Another focus area is resource provisioning. As your organisation develops apps—or tests new ones—making resources available for developers can be a tedious, time-consuming task, which makes it great for automation. Automated resource provisioning, like offering a form that automatically provides developers with virtual machines based on their answers, means your staff isn’t performing highly repetitive tasks a machine could whiz through.
Move up the chain
As you move up the chain, automation gets a little more difficult, but the investment payoffs grow larger.
In a world of BYOD initiatives, patching has been sidelined, but it’s easier than ever to automate this task across both your own hardware and the devices being brought into the office. New mobile device management (MDM) platforms can require all devices touching your network—from smartphones to smart printers—to be updated and automatically deliver patches device by device. All your users need to do is connect and the system does the rest—or warns your team if something goes wrong.

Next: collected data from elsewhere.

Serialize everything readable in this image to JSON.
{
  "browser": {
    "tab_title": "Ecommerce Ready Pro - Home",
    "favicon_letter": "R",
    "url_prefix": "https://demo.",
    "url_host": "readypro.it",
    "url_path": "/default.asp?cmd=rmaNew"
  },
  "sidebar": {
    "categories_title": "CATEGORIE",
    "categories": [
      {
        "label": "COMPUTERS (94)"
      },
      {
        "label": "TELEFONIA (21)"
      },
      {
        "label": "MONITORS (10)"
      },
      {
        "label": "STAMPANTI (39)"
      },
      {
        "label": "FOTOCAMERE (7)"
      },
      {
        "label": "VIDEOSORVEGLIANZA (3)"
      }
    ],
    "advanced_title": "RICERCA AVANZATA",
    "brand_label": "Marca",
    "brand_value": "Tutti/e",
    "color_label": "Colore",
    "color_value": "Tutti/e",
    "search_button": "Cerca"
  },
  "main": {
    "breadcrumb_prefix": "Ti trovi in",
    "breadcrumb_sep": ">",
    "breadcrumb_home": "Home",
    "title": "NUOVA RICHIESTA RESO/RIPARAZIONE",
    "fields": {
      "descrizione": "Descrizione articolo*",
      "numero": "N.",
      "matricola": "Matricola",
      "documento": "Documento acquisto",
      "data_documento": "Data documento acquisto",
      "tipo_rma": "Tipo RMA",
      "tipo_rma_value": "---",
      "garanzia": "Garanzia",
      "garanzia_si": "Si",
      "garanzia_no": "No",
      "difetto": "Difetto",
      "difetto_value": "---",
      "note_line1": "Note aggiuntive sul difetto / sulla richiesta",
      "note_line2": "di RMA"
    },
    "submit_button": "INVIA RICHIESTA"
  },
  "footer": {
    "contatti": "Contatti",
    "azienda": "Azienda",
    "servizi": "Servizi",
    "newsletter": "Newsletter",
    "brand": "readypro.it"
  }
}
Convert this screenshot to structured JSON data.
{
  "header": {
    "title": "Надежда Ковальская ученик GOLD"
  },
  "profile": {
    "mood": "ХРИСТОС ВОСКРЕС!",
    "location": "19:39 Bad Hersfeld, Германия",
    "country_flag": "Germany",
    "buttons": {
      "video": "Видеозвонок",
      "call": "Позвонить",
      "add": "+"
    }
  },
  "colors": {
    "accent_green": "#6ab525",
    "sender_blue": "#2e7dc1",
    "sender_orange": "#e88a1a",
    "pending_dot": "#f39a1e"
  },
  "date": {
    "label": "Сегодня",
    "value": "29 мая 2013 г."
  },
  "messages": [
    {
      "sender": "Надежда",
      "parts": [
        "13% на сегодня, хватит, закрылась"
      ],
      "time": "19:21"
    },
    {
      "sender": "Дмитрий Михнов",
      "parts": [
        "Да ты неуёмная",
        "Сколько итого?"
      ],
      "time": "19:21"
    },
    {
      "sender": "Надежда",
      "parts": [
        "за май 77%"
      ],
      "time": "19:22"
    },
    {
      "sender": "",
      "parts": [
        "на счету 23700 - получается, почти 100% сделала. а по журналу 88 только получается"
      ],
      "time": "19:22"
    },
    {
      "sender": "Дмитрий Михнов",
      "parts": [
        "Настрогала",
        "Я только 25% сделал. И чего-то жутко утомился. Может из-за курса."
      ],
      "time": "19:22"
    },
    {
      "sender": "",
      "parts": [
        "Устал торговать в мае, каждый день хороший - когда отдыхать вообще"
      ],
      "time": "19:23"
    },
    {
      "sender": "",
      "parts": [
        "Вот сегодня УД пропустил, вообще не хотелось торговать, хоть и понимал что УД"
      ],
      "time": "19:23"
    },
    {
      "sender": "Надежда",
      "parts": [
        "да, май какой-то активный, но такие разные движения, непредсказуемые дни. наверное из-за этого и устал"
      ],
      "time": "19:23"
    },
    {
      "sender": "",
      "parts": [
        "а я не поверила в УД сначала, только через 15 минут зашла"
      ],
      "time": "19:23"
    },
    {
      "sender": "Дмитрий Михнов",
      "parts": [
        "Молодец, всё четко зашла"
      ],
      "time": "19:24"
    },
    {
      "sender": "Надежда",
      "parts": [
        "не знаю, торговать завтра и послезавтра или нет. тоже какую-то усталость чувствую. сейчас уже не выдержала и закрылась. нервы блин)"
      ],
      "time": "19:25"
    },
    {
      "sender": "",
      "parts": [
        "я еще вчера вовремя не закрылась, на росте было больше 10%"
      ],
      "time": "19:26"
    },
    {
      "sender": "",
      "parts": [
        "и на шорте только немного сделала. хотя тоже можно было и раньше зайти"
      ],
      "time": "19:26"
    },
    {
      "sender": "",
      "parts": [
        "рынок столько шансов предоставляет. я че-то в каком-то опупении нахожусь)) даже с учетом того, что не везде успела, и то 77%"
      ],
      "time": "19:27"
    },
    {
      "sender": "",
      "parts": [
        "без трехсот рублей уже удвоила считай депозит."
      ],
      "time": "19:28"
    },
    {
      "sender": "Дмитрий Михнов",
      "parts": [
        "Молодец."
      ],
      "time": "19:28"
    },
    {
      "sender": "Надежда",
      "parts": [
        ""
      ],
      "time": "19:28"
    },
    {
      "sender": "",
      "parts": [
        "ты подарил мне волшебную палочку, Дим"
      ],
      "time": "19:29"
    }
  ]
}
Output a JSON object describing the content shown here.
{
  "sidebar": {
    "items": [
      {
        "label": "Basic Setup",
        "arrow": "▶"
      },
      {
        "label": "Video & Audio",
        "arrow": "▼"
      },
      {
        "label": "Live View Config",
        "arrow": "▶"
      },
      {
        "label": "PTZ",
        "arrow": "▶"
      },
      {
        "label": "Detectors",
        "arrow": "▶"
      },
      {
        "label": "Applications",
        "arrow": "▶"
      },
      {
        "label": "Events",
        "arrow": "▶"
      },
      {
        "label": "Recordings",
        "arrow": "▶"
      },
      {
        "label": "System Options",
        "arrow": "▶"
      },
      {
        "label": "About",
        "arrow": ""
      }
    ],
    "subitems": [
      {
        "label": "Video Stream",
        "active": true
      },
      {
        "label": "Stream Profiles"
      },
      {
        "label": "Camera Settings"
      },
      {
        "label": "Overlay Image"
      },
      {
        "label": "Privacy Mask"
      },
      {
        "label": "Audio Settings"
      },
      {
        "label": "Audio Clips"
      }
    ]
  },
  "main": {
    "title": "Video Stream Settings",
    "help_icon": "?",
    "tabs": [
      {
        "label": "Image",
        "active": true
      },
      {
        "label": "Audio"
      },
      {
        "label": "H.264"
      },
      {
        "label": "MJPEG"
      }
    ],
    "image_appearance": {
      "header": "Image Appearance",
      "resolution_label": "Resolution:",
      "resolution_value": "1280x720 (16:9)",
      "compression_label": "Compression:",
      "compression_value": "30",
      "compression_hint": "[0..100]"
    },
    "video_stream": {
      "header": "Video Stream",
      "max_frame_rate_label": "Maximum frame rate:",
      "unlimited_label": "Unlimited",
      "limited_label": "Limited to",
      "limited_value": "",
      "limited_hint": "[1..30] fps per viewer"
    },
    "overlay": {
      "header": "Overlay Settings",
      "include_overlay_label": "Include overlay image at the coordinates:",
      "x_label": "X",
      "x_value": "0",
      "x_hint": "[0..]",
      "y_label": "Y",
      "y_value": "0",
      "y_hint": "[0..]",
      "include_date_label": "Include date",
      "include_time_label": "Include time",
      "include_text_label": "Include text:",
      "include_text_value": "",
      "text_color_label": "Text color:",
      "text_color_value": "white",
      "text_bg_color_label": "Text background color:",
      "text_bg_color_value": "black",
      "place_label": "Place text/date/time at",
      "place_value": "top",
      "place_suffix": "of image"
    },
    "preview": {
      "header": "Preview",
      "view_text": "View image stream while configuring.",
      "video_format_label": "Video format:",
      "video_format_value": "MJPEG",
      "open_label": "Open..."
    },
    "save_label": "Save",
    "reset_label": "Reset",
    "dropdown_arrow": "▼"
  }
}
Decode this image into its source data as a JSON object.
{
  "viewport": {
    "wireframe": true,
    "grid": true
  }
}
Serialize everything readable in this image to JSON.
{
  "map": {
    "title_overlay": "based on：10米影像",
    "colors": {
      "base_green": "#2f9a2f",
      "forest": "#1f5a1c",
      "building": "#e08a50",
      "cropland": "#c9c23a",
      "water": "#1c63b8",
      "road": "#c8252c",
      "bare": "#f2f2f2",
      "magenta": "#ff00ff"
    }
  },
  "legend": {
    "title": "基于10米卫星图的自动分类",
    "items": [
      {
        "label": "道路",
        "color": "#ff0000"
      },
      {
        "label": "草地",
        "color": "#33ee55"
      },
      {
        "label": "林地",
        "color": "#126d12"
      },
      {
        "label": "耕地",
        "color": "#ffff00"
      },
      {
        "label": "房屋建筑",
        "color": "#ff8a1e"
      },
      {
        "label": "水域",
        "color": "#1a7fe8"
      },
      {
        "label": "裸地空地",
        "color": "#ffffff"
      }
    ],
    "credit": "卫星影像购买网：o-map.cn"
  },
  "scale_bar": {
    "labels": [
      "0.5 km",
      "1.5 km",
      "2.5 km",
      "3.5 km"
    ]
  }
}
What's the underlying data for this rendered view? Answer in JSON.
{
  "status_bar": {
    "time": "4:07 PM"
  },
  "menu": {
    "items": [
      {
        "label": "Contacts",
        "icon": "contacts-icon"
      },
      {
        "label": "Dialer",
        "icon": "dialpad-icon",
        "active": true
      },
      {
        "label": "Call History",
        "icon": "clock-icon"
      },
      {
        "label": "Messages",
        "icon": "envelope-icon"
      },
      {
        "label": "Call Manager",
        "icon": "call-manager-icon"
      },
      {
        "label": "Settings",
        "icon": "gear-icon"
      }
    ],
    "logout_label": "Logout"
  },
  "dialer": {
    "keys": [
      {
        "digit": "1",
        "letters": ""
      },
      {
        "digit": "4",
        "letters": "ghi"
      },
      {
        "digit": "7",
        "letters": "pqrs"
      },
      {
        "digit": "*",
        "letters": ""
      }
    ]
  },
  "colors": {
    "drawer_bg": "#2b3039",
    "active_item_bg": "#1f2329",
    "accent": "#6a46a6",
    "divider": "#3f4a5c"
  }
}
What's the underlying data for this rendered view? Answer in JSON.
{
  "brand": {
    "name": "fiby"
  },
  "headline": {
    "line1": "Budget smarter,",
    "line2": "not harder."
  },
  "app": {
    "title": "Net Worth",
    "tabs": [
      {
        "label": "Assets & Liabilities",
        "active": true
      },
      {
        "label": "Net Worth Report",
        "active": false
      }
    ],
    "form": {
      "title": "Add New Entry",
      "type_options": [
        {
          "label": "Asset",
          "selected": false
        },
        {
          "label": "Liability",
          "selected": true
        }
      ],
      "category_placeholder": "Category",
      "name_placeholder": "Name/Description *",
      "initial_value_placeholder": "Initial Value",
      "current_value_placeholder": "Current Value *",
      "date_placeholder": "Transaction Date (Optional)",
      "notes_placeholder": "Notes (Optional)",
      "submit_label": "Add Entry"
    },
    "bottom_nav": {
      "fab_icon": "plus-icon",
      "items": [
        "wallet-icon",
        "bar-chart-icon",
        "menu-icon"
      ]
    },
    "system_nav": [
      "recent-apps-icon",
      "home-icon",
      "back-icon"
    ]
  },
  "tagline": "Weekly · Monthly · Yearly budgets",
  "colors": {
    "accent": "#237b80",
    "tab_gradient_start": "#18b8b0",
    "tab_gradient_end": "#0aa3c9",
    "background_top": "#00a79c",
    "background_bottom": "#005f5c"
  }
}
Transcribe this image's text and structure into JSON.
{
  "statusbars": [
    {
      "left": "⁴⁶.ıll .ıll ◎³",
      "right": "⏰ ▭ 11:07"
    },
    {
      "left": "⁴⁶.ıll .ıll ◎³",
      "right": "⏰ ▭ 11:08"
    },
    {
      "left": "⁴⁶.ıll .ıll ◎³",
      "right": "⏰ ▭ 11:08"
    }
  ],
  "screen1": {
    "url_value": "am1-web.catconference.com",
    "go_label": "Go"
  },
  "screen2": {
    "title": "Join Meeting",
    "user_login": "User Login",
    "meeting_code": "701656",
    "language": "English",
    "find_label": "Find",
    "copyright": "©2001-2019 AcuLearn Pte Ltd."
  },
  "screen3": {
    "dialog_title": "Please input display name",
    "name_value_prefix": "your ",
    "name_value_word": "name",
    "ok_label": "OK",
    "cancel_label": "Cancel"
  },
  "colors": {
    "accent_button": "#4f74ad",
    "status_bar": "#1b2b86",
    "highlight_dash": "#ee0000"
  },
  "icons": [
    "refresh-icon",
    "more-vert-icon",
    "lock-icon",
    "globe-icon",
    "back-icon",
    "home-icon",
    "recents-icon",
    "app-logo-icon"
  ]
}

These same systems can warn you when your network is vulnerable to a virus or intrusion. Rather than requiring your staff to manually verify you’re secure when a new vulnerability is discovered, MDM platforms ensure that devices prone to attack can’t connect until they’re protected.
The most obvious area to automate, though, is disaster recovery. This might sound difficult, but if there’s a disaster—maybe a fire in the data centre or an earthquake near your office—you should be able to simply press a button to begin the process of completely recovering your systems. A disaster with extended downtime is one scenario where it’s more expensive not to automate. Automating the process means that when something goes wrong, and your team is spread thinner than usual, the process can be handled with little manual intervention.
Pick your battles
The benefits of automation are clear—especially when you consider the sheer number of opportunities available to increase efficiencies and streamline processes. The big thing with IT automation, however, is choosing your battles. Write down your most obvious areas for automation, decide which ones you can invest in, and try your best to demonstrate return on investment. You’ll probably find there are a number of areas, like printers, that can be focused on immediately.
Any task that’s repetitive and predictable can and should be automated. As your team gets busier but lacks new resources, setting up your own automation nation will alleviate workloads and ensure you retain IT personnel.